The hype has died down, but the possibilities have only multiplied. 3d printers used to be always in the news, and people talked about them all the time. It's funny how these days 3d printers and Desktop ink-jet printers are used more than ever in science and medicine. Medical printers use cells instead of ink and can layer by layer print body parts such as pieces of bone which we can implant in patients.

In the future, we will have new medical 3D printers working directly with scanners. These would first create a relief-like map of patients' wounds and print directly into injuries — building up the layers of the regenerated tissue.

At this time, 90% of the patients on transplant lists are waiting for kidneys. Patients die every day because we don’t have enough organs to go around. We don't need to wait around for future medical printers. Instead, we must refine the tools we have.

Currently, we can reconstruct the entire volume of organs from existing CT scans of patients. This is becoming increasingly popular as we engineer replacements for our bodies. These scans must become instructions for how specific layers of cells are to be printed to generate patient-specific organs.

The quest for new technologies to replace functional tissue has been possible because of advancements in the field and is almost solved. Biomaterials are vital for 3D scaffolds which are then coated with actual patient cells one layer at a time to rebuild the organ. Second, it used to be challenging to grow human cells outside of the body.

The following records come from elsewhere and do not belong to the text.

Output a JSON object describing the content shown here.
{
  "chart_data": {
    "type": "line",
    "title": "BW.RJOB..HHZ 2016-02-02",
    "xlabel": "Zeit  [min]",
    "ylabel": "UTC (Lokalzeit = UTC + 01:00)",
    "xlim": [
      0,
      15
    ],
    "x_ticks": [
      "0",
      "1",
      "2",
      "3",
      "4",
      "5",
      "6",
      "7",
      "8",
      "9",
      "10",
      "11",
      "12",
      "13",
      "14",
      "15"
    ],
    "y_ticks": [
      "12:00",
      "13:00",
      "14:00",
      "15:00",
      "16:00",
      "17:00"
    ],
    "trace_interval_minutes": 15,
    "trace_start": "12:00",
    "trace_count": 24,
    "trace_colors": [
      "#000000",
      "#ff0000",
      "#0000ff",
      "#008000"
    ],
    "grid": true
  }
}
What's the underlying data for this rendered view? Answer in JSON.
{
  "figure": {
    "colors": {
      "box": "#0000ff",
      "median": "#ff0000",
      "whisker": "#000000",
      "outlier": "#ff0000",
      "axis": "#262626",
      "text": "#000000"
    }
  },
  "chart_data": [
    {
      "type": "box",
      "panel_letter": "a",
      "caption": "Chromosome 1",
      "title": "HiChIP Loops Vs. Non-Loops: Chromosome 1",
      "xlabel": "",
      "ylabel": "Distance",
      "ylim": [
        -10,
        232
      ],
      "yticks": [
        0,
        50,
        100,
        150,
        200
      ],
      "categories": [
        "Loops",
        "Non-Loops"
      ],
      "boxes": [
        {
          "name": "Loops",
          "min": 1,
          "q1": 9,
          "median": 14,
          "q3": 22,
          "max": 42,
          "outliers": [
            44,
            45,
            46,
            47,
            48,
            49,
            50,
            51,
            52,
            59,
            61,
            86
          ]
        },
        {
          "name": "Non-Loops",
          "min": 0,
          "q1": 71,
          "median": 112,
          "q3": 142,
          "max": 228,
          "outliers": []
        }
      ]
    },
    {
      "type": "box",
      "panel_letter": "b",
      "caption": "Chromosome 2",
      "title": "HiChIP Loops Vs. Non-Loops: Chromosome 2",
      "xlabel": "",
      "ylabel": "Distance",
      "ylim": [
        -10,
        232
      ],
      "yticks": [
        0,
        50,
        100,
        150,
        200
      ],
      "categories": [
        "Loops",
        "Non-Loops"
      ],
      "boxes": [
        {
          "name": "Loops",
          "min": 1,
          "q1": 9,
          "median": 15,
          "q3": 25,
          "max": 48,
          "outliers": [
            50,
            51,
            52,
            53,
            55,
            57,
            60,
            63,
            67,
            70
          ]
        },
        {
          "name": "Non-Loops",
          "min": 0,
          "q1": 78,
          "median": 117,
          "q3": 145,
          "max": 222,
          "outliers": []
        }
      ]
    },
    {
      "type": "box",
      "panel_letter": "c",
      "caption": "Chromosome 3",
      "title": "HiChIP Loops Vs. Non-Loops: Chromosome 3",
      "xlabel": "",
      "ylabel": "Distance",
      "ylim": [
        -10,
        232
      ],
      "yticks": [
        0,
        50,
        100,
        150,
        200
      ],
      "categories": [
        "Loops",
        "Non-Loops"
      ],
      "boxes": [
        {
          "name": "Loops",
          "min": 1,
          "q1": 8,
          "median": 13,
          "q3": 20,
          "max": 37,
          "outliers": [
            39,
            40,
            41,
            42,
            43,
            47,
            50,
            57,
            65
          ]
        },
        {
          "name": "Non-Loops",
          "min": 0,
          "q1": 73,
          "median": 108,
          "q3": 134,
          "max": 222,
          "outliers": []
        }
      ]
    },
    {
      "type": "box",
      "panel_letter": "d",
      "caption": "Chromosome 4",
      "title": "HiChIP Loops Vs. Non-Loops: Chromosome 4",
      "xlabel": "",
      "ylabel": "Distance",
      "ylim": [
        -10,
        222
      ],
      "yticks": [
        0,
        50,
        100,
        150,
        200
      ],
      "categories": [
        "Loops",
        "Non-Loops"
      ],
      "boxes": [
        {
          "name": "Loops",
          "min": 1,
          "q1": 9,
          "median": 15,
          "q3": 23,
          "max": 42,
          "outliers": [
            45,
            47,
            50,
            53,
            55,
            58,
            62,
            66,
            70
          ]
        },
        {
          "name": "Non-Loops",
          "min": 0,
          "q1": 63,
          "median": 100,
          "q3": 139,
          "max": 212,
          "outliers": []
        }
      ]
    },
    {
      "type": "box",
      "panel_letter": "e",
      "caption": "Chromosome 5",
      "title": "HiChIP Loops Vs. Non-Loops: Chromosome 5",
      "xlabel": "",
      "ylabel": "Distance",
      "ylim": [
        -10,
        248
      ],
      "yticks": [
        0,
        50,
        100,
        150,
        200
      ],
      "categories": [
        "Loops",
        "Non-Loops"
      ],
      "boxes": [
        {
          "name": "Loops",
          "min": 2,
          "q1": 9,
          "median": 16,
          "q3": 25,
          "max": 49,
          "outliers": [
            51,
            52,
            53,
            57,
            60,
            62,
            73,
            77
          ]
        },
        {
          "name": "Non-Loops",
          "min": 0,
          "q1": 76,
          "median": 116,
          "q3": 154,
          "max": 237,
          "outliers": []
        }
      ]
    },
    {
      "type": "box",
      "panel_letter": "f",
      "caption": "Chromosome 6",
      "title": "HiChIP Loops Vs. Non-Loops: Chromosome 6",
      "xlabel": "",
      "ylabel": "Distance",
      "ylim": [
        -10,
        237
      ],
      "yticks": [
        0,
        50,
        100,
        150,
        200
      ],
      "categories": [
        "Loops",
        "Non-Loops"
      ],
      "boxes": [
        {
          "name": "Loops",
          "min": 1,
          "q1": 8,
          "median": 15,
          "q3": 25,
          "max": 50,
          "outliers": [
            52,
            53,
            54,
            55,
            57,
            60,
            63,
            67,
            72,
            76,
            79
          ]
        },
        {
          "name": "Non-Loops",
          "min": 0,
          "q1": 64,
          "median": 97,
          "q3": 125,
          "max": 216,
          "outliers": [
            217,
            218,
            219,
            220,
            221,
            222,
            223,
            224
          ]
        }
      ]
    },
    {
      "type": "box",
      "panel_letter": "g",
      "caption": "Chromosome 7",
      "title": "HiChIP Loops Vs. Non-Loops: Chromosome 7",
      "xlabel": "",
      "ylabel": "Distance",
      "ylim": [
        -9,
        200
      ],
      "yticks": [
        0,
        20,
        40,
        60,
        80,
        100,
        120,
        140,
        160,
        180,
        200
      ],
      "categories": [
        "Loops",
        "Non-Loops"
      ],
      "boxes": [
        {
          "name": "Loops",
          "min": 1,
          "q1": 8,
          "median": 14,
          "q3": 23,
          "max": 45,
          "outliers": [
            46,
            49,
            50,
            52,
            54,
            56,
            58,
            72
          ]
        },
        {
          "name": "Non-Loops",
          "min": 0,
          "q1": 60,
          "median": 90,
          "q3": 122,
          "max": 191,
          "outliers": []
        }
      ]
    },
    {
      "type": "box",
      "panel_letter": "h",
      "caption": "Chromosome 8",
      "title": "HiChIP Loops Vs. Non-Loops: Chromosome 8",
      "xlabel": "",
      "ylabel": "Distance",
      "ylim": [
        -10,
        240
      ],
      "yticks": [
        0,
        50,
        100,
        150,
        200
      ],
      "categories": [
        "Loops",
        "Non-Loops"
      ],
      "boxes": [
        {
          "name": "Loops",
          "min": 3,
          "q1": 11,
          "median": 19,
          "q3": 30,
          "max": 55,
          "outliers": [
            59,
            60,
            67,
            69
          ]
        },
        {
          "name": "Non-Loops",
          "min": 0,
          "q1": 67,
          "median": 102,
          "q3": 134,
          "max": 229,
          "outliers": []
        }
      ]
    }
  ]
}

While numerous advances have made this trivial for most cells, a few notable exceptions include liver, pancreatic, and nerve cells. The most significant challenges in bioengineering have been recreating the vasculature of organs, but new fabrication techniques with biomaterials allow for vessels to be constructed.

There’s a significant health crisis today in terms of the shortage of organs. In the last decades, the number of patients requiring organs has doubled, while the actual number of transplants has barely gone up. With an ageing population, this divergent trend will only continue. We must see work in bioengineered organs not just as a neat demonstration of futuristic technology — but as desperately needed.